Certainly don’t wash them and by all means cook them before eating, which is true for mushrooms, picked or purchased.

It’s the beginning of fawning season too, so watch for them when hiking or picking morels.

This is the final year of the Southwest Wisconsin CWD, Deer, and Predator Study, but the volunteers for fawn searches are not needed for the same reason; COVID-19. But reporting a found fawn and not disturbing it if it’s in Grant, Iowa or Dane County will help the researchers get to their goal of 100 animals this spring.

For updates and more information, visit the DNR Web site (dnr.wi.gov).

While morels are emerging, so is wild ginseng, but in both instances woodland slugs have found the mushrooms and ginseng plants, and are munching.

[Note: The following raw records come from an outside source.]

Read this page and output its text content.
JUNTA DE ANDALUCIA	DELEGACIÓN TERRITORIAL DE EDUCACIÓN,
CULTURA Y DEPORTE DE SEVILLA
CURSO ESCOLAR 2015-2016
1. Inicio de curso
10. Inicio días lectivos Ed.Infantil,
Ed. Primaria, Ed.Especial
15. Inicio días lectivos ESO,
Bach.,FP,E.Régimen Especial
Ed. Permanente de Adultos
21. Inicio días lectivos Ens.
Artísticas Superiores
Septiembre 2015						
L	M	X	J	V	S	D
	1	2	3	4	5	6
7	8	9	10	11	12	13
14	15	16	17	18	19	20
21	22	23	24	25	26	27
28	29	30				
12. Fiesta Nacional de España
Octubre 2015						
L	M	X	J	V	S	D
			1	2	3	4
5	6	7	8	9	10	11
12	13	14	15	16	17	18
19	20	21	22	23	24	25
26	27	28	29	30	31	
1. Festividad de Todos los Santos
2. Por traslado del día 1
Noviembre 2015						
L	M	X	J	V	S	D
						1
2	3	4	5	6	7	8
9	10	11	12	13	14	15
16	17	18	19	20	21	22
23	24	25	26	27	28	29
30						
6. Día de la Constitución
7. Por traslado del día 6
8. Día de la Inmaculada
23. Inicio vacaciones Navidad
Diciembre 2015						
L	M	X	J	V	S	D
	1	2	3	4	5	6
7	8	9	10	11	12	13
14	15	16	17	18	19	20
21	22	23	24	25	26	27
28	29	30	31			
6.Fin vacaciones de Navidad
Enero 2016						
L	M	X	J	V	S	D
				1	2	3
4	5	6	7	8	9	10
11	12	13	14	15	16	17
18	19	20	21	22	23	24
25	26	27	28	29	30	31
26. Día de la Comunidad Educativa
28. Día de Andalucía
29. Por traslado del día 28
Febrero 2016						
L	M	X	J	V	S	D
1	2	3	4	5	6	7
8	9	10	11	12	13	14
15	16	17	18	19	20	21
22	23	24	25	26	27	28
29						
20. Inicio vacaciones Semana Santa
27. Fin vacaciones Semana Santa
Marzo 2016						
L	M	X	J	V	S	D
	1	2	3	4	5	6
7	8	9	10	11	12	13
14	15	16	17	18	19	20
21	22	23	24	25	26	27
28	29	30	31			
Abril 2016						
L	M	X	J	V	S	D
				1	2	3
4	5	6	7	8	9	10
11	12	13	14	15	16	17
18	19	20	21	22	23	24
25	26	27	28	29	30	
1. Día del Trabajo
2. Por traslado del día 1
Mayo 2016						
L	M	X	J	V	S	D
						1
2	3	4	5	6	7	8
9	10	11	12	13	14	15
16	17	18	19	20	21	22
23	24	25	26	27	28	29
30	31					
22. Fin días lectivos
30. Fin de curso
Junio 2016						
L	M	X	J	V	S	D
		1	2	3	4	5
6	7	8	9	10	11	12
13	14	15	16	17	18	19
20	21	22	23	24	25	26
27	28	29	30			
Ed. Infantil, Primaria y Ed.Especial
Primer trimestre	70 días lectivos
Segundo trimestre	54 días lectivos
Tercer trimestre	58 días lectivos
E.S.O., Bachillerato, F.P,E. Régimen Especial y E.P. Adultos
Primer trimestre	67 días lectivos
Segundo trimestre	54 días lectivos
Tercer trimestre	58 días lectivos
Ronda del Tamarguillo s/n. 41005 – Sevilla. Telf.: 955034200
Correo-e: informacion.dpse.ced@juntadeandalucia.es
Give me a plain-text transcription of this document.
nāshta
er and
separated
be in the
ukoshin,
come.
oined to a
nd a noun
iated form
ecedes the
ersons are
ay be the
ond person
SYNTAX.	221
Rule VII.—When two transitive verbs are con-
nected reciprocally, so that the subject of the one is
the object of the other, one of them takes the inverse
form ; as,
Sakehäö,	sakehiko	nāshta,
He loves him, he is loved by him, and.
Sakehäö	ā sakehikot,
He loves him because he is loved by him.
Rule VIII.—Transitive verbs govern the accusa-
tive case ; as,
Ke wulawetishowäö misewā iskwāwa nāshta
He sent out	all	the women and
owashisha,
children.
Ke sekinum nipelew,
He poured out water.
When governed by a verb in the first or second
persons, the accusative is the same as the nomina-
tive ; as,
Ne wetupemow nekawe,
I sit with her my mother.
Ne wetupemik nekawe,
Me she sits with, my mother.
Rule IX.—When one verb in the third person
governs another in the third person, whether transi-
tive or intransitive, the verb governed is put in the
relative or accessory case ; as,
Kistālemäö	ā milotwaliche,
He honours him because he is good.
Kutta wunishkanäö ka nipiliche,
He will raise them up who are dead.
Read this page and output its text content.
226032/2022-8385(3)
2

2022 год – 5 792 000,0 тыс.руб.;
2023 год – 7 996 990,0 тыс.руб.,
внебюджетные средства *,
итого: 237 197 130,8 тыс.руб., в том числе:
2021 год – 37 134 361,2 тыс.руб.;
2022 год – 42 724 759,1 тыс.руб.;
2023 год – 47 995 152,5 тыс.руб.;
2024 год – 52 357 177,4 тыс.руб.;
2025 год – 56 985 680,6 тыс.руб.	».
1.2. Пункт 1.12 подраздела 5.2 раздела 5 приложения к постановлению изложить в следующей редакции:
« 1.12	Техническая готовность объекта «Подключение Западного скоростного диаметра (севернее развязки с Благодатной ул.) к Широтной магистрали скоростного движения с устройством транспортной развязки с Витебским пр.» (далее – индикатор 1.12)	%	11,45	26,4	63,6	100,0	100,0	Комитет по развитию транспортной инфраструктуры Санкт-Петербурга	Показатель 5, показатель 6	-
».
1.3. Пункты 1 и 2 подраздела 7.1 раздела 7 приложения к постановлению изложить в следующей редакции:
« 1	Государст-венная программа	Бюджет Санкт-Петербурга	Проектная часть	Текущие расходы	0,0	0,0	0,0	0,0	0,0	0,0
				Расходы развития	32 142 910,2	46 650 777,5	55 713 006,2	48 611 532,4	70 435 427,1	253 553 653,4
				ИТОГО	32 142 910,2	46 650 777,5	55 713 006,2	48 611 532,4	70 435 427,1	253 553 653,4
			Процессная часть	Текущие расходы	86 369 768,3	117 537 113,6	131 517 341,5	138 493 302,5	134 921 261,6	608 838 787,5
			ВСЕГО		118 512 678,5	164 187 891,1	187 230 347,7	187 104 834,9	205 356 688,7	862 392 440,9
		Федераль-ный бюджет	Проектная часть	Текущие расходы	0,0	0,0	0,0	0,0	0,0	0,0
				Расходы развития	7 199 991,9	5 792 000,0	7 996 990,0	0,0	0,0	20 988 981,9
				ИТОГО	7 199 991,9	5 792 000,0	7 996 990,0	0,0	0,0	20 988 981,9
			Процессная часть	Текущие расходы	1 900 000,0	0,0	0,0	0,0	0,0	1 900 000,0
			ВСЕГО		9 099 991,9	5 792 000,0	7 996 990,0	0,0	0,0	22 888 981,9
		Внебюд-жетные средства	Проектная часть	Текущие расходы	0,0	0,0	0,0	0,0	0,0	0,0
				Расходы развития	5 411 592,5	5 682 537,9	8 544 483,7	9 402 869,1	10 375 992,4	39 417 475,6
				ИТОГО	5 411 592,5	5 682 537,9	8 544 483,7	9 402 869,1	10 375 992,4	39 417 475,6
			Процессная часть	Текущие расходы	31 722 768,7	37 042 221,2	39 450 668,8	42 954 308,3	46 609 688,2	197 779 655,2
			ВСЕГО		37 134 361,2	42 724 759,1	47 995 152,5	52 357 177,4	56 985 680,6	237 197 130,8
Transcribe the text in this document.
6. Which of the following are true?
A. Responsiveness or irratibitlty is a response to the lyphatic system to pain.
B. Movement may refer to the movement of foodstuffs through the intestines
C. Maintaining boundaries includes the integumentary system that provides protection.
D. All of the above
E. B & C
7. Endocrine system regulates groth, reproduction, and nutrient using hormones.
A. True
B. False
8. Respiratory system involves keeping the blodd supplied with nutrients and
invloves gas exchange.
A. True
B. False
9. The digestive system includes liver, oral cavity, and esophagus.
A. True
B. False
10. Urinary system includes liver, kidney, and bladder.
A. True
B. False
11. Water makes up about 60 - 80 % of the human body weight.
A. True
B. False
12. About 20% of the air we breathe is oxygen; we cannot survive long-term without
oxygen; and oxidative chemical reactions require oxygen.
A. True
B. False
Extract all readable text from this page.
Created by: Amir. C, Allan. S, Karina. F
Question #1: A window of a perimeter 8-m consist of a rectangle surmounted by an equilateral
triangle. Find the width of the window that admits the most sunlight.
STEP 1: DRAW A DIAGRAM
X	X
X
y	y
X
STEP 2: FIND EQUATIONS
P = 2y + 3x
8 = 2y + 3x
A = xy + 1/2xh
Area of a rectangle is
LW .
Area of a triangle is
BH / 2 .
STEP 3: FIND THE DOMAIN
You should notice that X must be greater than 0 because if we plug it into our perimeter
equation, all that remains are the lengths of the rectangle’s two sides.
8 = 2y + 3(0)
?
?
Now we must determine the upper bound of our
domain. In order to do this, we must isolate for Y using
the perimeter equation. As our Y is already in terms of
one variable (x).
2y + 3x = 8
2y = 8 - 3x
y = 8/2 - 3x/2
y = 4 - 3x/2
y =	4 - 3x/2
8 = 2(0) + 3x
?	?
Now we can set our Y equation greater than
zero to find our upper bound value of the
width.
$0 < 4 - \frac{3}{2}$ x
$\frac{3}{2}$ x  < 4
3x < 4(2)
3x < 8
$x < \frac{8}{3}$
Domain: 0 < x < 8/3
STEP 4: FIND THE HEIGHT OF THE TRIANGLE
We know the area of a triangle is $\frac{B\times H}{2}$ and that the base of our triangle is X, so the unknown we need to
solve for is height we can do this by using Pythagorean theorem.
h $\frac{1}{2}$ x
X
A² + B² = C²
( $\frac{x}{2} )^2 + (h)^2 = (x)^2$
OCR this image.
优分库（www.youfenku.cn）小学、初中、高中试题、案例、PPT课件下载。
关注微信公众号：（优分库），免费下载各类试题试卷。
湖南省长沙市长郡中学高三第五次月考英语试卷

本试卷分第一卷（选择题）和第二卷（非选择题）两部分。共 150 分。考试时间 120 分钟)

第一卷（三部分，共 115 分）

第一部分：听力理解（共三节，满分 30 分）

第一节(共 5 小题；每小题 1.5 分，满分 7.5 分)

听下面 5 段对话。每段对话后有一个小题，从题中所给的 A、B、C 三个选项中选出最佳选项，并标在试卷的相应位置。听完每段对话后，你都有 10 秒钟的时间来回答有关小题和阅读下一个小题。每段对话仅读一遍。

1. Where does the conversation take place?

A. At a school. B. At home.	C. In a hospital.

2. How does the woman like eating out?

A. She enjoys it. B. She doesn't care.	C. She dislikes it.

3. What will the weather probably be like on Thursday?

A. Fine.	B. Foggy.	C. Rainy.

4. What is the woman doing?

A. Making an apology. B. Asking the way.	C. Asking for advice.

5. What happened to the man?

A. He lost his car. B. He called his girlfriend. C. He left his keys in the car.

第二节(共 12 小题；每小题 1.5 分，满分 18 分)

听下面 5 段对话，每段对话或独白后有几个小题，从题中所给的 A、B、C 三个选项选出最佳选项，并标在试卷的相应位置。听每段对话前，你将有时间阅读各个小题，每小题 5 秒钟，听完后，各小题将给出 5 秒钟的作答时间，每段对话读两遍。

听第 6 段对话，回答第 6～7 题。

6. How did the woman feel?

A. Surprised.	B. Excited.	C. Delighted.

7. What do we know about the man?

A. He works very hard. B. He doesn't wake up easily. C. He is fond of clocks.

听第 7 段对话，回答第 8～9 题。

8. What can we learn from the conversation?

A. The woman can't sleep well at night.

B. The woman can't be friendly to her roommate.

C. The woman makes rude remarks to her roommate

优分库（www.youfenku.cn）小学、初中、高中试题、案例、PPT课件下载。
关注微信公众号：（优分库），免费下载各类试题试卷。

Mayapples are abundant in forest areas and another rush of spring ephemeral is beginning to bloom.

Fishers, trout and otherwise, are less concerned about what’s biting than if the water is open, the ramps are ungated, the parks open, and required license and sticker information. In most cases the water levels are fine, and so is fishing.

Spring plants, including those in gardens, are likely to be in juvenile stages, which are often different from adult structures. Don’t mistake a carrot for a weed or a yellow lady’s-slipper for a jack-in-the-pulpit.

Ticks, stinging insects, stinging nettles and protective wild animal parents are to be avoided as much as possible.

Wild asparagus, leeks, chives, wild garlic and watercress are already abundant in places.

Turkey hunting is entering its D period, the fourth. Some hens are nesting, others are still calling to or roosting with toms. Some over-the-counter permits are still available at $10 for residents.

Turkey hunters during these later periods are generally some of the most serious and may have multiple authorizations.

Marshlands are beginning to yellow-up with marsh marigold and the sounds of sandhill cranes, mallard ducks and Canada geese.

Adult bald eagles are spending more time away from their nest of eaglets. Look for these young eagles to develop black-brown feathers and stand on nest rims waiting for food drops of fish and fowl, mammals and reptiles.

The application period for the 2020 elk hunt lottery closes May 31.

These outdoors gathering trips tend to be worthwhile, for mind and body.